NPA reopening inquests into deaths of Albert Luthuli, Griffiths Mxenge

This is a collaborative attempt to have the initial findings of the activists' deaths overturned.

NPA reopening inquests into deaths of Albert Luthuli, Griffiths Mxenge

FILE: National Prosecuting Authority offices in Pretoria. Picture: Eyewitness News

JOHANNESBURG - The National Prosecuting Authority (NPA) has announced it will reopen the inquests into the deaths of anti-apartheid activists Chief Albert Luthuli and Griffiths Mxenge.

This is a collaborative attempt to have the initial findings of the activists' deaths overturned.

KwaZulu-Natal (KZN) NPA, the Truth and Reconciliation Commission (TRC), and the National Archives will place two concurrent inquests in the Pietermaritzburg High Court on Monday.

The NPA announced that it would be looking into the deaths of the two activists, whose families were left with no closure.

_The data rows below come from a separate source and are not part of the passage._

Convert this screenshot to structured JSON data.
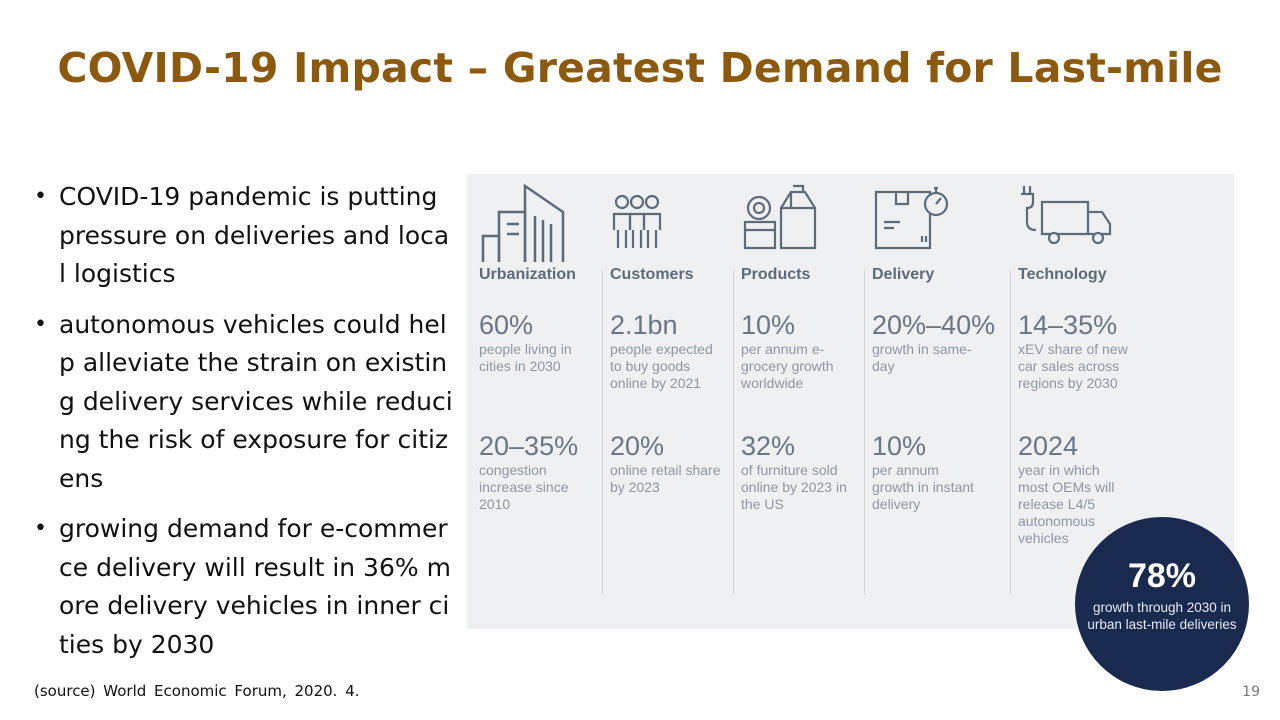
{
  "slide": {
    "title": "COVID-19 Impact – Greatest Demand for Last-mile",
    "bullets": [
      "COVID-19 pandemic is putting pressure on deliveries and local logistics",
      "autonomous vehicles could help alleviate the strain on existing delivery services while reducing the risk of exposure for citizens",
      "growing demand for e-commerce delivery will result in 36% more delivery vehicles in inner cities by 2030"
    ],
    "source": "(source) World Economic Forum, 2020. 4.",
    "page_number": "19"
  },
  "infographic": {
    "columns": [
      {
        "category": "Urbanization",
        "icon": "buildings-icon",
        "stats": [
          {
            "value": "60%",
            "desc": "people living in cities in 2030"
          },
          {
            "value": "20–35%",
            "desc": "congestion increase since 2010"
          }
        ]
      },
      {
        "category": "Customers",
        "icon": "people-icon",
        "stats": [
          {
            "value": "2.1bn",
            "desc": "people expected to buy goods online by 2021"
          },
          {
            "value": "20%",
            "desc": "online retail share by 2023"
          }
        ]
      },
      {
        "category": "Products",
        "icon": "groceries-icon",
        "stats": [
          {
            "value": "10%",
            "desc": "per annum e-grocery growth worldwide"
          },
          {
            "value": "32%",
            "desc": "of furniture sold online by 2023 in the US"
          }
        ]
      },
      {
        "category": "Delivery",
        "icon": "package-timer-icon",
        "stats": [
          {
            "value": "20%–40%",
            "desc": "growth in same-day"
          },
          {
            "value": "10%",
            "desc": "per annum growth in instant delivery"
          }
        ]
      },
      {
        "category": "Technology",
        "icon": "electric-truck-icon",
        "stats": [
          {
            "value": "14–35%",
            "desc": "xEV share of new car sales across regions by 2030"
          },
          {
            "value": "2024",
            "desc": "year in which most OEMs will release L4/5 autonomous vehicles"
          }
        ]
      }
    ],
    "highlight": {
      "value": "78%",
      "desc": "growth through 2030 in urban last-mile deliveries"
    }
  }
}
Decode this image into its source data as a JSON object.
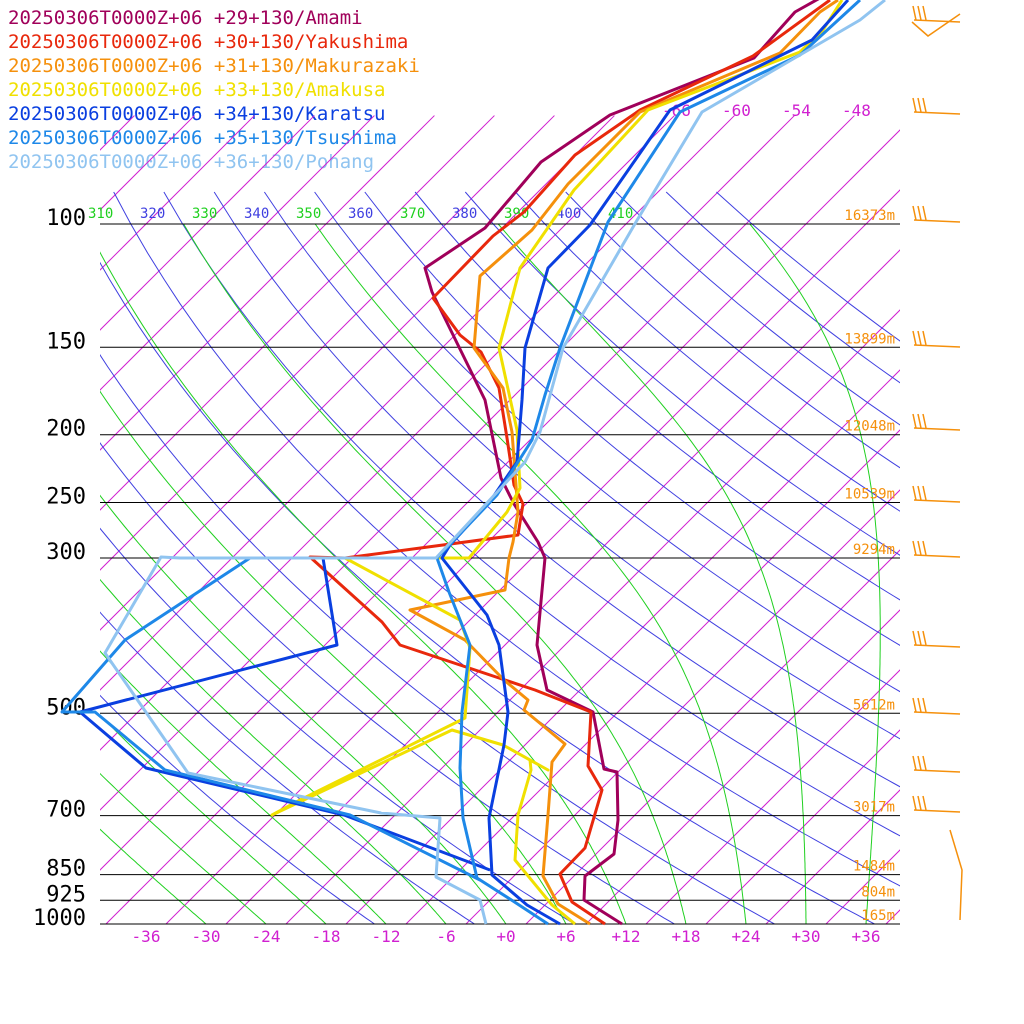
{
  "chart_data": {
    "type": "line",
    "title": "",
    "xlabel": "",
    "ylabel": "",
    "xlim": [
      -40,
      40
    ],
    "pressure_range": [
      100,
      1000
    ],
    "series": [
      {
        "name": "20250306T0000Z+06 +29+130/Amami",
        "color": "#a0005a"
      },
      {
        "name": "20250306T0000Z+06 +30+130/Yakushima",
        "color": "#e8280c"
      },
      {
        "name": "20250306T0000Z+06 +31+130/Makurazaki",
        "color": "#f5900c"
      },
      {
        "name": "20250306T0000Z+06 +33+130/Amakusa",
        "color": "#f0e000"
      },
      {
        "name": "20250306T0000Z+06 +34+130/Karatsu",
        "color": "#0a3fe0"
      },
      {
        "name": "20250306T0000Z+06 +35+130/Tsushima",
        "color": "#1e88e8"
      },
      {
        "name": "20250306T0000Z+06 +36+130/Pohang",
        "color": "#90c4f0"
      }
    ],
    "pressure_levels": [
      {
        "label": "100",
        "height": "16373m"
      },
      {
        "label": "150",
        "height": "13899m"
      },
      {
        "label": "200",
        "height": "12048m"
      },
      {
        "label": "250",
        "height": "10539m"
      },
      {
        "label": "300",
        "height": "9294m"
      },
      {
        "label": "500",
        "height": "5612m"
      },
      {
        "label": "700",
        "height": "3017m"
      },
      {
        "label": "850",
        "height": "1484m"
      },
      {
        "label": "925",
        "height": "804m"
      },
      {
        "label": "1000",
        "height": "165m"
      }
    ],
    "temperature_ticks": [
      "-36",
      "-30",
      "-24",
      "-18",
      "-12",
      "-6",
      "+0",
      "+6",
      "+12",
      "+18",
      "+24",
      "+30",
      "+36"
    ],
    "theta_labels": [
      "310",
      "320",
      "330",
      "340",
      "350",
      "360",
      "370",
      "380",
      "390",
      "400",
      "410"
    ],
    "upper_temp_labels": [
      "-66",
      "-60",
      "-54",
      "-48"
    ],
    "colors": {
      "isotherm": "#d020d0",
      "dry_adiabat": "#4040e0",
      "moist_adiabat": "#20d020",
      "barb": "#f5900c",
      "level_line": "#000000",
      "height_label": "#f5900c"
    }
  }
}
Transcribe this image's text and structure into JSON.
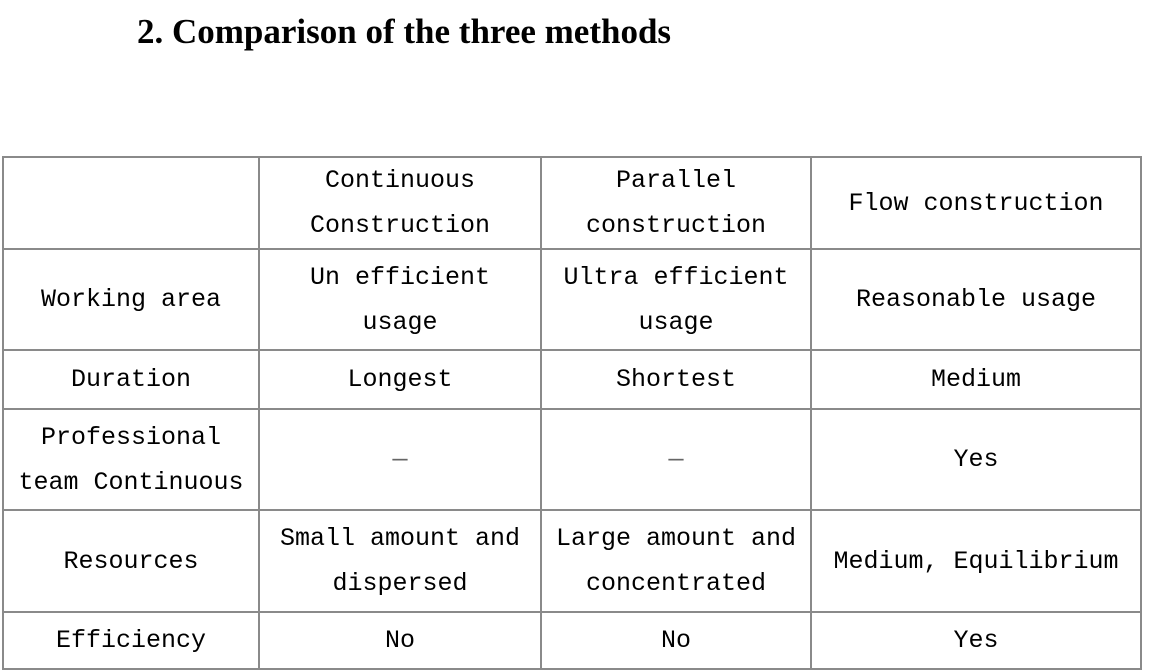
{
  "title": "2.  Comparison of the three methods",
  "table": {
    "headers": [
      "",
      "Continuous Construction",
      "Parallel construction",
      "Flow construction"
    ],
    "rows": [
      [
        "Working area",
        "Un efficient usage",
        "Ultra efficient usage",
        "Reasonable usage"
      ],
      [
        "Duration",
        "Longest",
        "Shortest",
        "Medium"
      ],
      [
        "Professional team Continuous",
        "—",
        "—",
        "Yes"
      ],
      [
        "Resources",
        "Small amount and dispersed",
        "Large amount and concentrated",
        "Medium, Equilibrium"
      ],
      [
        "Efficiency",
        "No",
        "No",
        "Yes"
      ]
    ]
  },
  "border_color": "#8a8a8a"
}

Luthuli, former African National Congress (ANC) president and Zulu chief, was allegedly run over by a goods train in 1967.

Mxenge, a founding member of Lawyers for Human Rights, faced a brutal end when he was stabbed 45 times in Umlazi, Durban, in 1981.

According to a presiding judge of that time, Chief Luthuli’s case was found to not have any criminal culpability.

In Mxenge’s case, the people who were responsible for his death were granted amnesty.

KZN NPA spokesperson Natasha Ramkisson-Kara said: "Following the collaboration between the NPA KZN TRC Unit and the NPA TRC Unit at the national office, the DPCI [Directorate for Priority Crime Investigation] and the National Archives, the NPA will be presenting evidence before the court in an attempt to have the initial findings into the deaths of Chief Luthuli and Mxenge overturned. The purpose of inquests is to determine how a person died and if anyone should be held responsible for their death."

Ramkisson-Kara also mentioned that this inquest served as a means to address the atrocities of the past.